Der „Spiegel“ jedenfalls hatte neulich über unsere „Ernährungskulte“ geschrieben, dabei den Veganismus zu einer Massenbewegung erhoben („Megatrend„), während niemand genaue Zahlen hat und großzügige Schätzungen auf 1,2 Prozent „Fleisch, Ei- und Milchfreiheit“ bei der Ernährung kommen – eine Splittergruppe wird also hofiert, die Journalisten, die  Abwechslung auf ihrem Teller lieben, geben nur wieder, was sie in ihrem Schcki-Micki-Möchtegernöko-Umfeldd durch die Presse-Brille mit den speziellen Wirklichkeitsfiltern sehen – um mal einen Artikel von Jan-Philipp Hein zusammenzufassen.

„Denn kaum etwas ist den Deutschen so heilig wie ihr Essen – oder besser gesagt: wie das, was sie nicht essen“, heißt es in dem Titelstück [des Spiegel], das sich mit Glutenverweigerern und Laktoseintoleranten beschäftigt, mit der religiösen Dimension des Essens ebenso wie mit seiner Funktion als soziales Abgrenzungsmerkmal.

Was die soziale Funktion betrifft, hatten die Steinzeitmenschen wahrscheinlich gerechter geteilt als die mittelalterliche Adelsgesellschaft, oder gar Sklavenhaltergesellschaften, wo die niederen Ränge über Reste und Abfälle froh sein sollten und mussten.

Die soziale Abgrenzung funktioniert heute mit Hilfe von Statussymbolen, und das Essen ist nur ein Statusmerkmal unter vielen; Auto, Wohnung/Haus, Einkommen, „Dienstrang“ und so weiter.

In der Natur gibt es keinen Kult ums Essen, wohl aber die genetisch festgelegte Veranlagung, sich durchzufressen, wie bei der „Raupe Nimmersatt“.

Mit der Pflanzen-fressenden Vorstufe zum Schmetterling haben wir Menschen als Allesfresser aber wenig zu tun – und wenn, möchten wir wenigstens ein schillerndes Flattertier sein oder werden 😉

 

Irgendwann nach der Eiablage beginnt der Kreislauf von Sich-Durchfressen und  Metamorphose wieder von vorn – was die Metamorphose betrifft: Die gibt es auch vielfältig beim Menschen – Verwandlungen in Tiere und Pflanzen, aber das ist Mythologie.

Wie viel Geld wir ausgeben- das wiederum ist Ökonomie, und wenn wir Geld verbrennen, auch.
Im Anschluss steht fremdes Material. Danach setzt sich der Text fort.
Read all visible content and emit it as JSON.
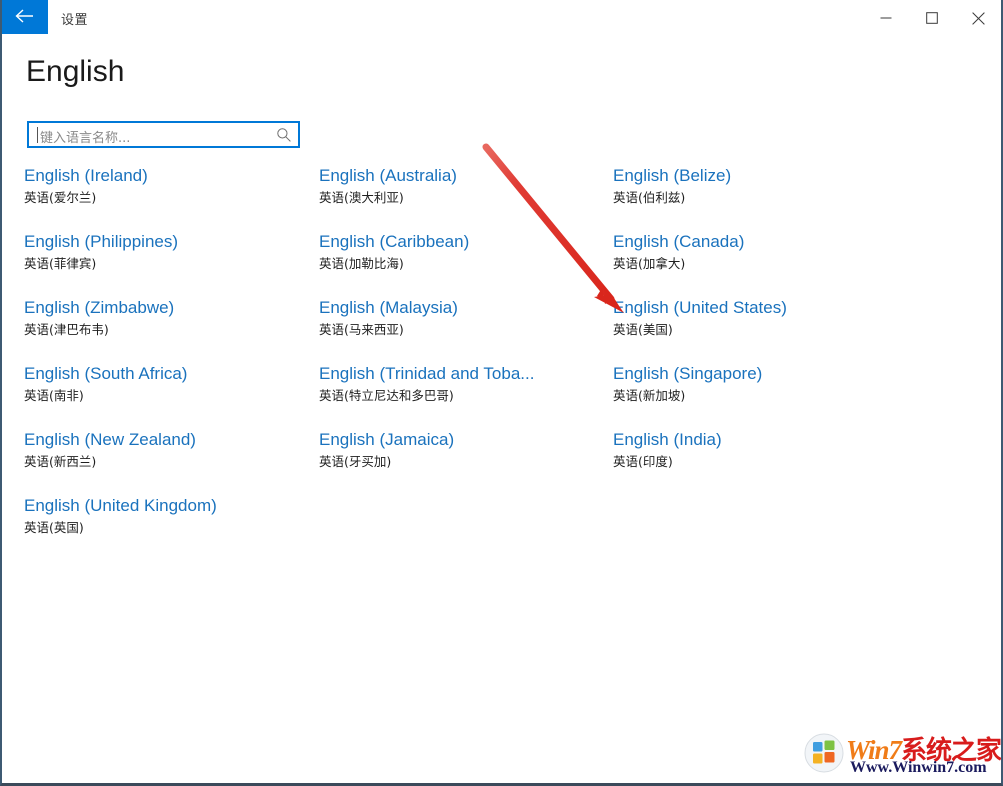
{
  "window": {
    "title": "设置",
    "back_icon": "back-arrow-icon",
    "controls": {
      "minimize": "minimize-icon",
      "maximize": "maximize-icon",
      "close": "close-icon"
    },
    "border_color": "#3d5a73",
    "accent_color": "#0078d7"
  },
  "page": {
    "title": "English"
  },
  "search": {
    "placeholder": "键入语言名称...",
    "value": "",
    "icon": "search-icon",
    "focused": true,
    "border_color": "#0078d7"
  },
  "languages": {
    "link_color": "#1a72bd",
    "columns": [
      {
        "items": [
          {
            "english": "English (Ireland)",
            "chinese": "英语(爱尔兰)"
          },
          {
            "english": "English (Philippines)",
            "chinese": "英语(菲律宾)"
          },
          {
            "english": "English (Zimbabwe)",
            "chinese": "英语(津巴布韦)"
          },
          {
            "english": "English (South Africa)",
            "chinese": "英语(南非)"
          },
          {
            "english": "English (New Zealand)",
            "chinese": "英语(新西兰)"
          },
          {
            "english": "English (United Kingdom)",
            "chinese": "英语(英国)"
          }
        ]
      },
      {
        "items": [
          {
            "english": "English (Australia)",
            "chinese": "英语(澳大利亚)"
          },
          {
            "english": "English (Caribbean)",
            "chinese": "英语(加勒比海)"
          },
          {
            "english": "English (Malaysia)",
            "chinese": "英语(马来西亚)"
          },
          {
            "english": "English (Trinidad and Toba...",
            "chinese": "英语(特立尼达和多巴哥)"
          },
          {
            "english": "English (Jamaica)",
            "chinese": "英语(牙买加)"
          }
        ]
      },
      {
        "items": [
          {
            "english": "English (Belize)",
            "chinese": "英语(伯利兹)"
          },
          {
            "english": "English (Canada)",
            "chinese": "英语(加拿大)"
          },
          {
            "english": "English (United States)",
            "chinese": "英语(美国)"
          },
          {
            "english": "English (Singapore)",
            "chinese": "英语(新加坡)"
          },
          {
            "english": "English (India)",
            "chinese": "英语(印度)"
          }
        ]
      }
    ]
  },
  "annotation": {
    "type": "red-arrow",
    "color": "#e03131",
    "points_to": "English (United States)"
  },
  "watermark": {
    "brand_win": "Win7",
    "brand_cn": "系统之家",
    "url": "Www.Winwin7.com",
    "logo": "windows-orb-icon",
    "orange": "#f07c18",
    "red": "#d81c1c",
    "navy": "#1b1b5e"
  }
}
Etwa für Lebensmittel, die im Müll landen, kommt pro Haushalt schnell  ein vierstelliger Betrag zusammen, schreibt die Schweizer Bauernzeitung.

Vor dem Einkauf empfiehlt sich, eine Liste zu erstellen, damit nicht Gluscht und Bauch über den Inhalt des Einkaufskorbs bestimmen. Lebensmittel gehören richtig aufbewahrt. Es ist von Vorteil, wenn man den Unterschied von «Verfallsdatum» und «Mindesthaltbarkeitsdatum» kennt. Ansonsten ist der gesunde Menschenverstand bei Beurteilung von Lebensmitteln gefragt, bevor man anhand des aufgedruckten Datums etwas wegwirft. Die Portionen sollten zur Anzahl der zu verpflegenden Personen passen.

Das mit den Portionen – „In Portionen denken“ empfehle ich ja auch immer, und dieses „Rad“ ist uralt, muss niemand mehr erfinden – deshalb habe ich den „Trick“ mal hervorgehoben.

Unsere Politik krebst sich ja auch durch Abfallvermeidungsstrategien, will dazu gar die Initiative von unten mit einem Ideen- und Projekt-Wettbewerb forcieren, prämiert nolens volens immer den Schein vor dem Sein, und die simple alte Botschaft eben nicht:

… aktiv werden, sollten wir wohl alle selber. Eine Revolution von unten sozusagen. Die bäuerliche Bevölkerung …  weiss noch, wann Lebensmittel Saison haben, deshalb gut schmecken und so nicht nach dem ersten Biss mangels Geschmack im Abfall landen. Sie weiss noch, wie Obst und Gemüse verarbeitet werden, auch wenn sie in Aussehen und Grösse nicht ganz der Norm entsprechen. Sie weiss, wie Essensreste, Nahrung kurz vor dem Verderben und Ernteüberfluss verwertet werden, da das Wissen um Zubereitung von Lebensmitteln und Einmachen noch vorhanden ist.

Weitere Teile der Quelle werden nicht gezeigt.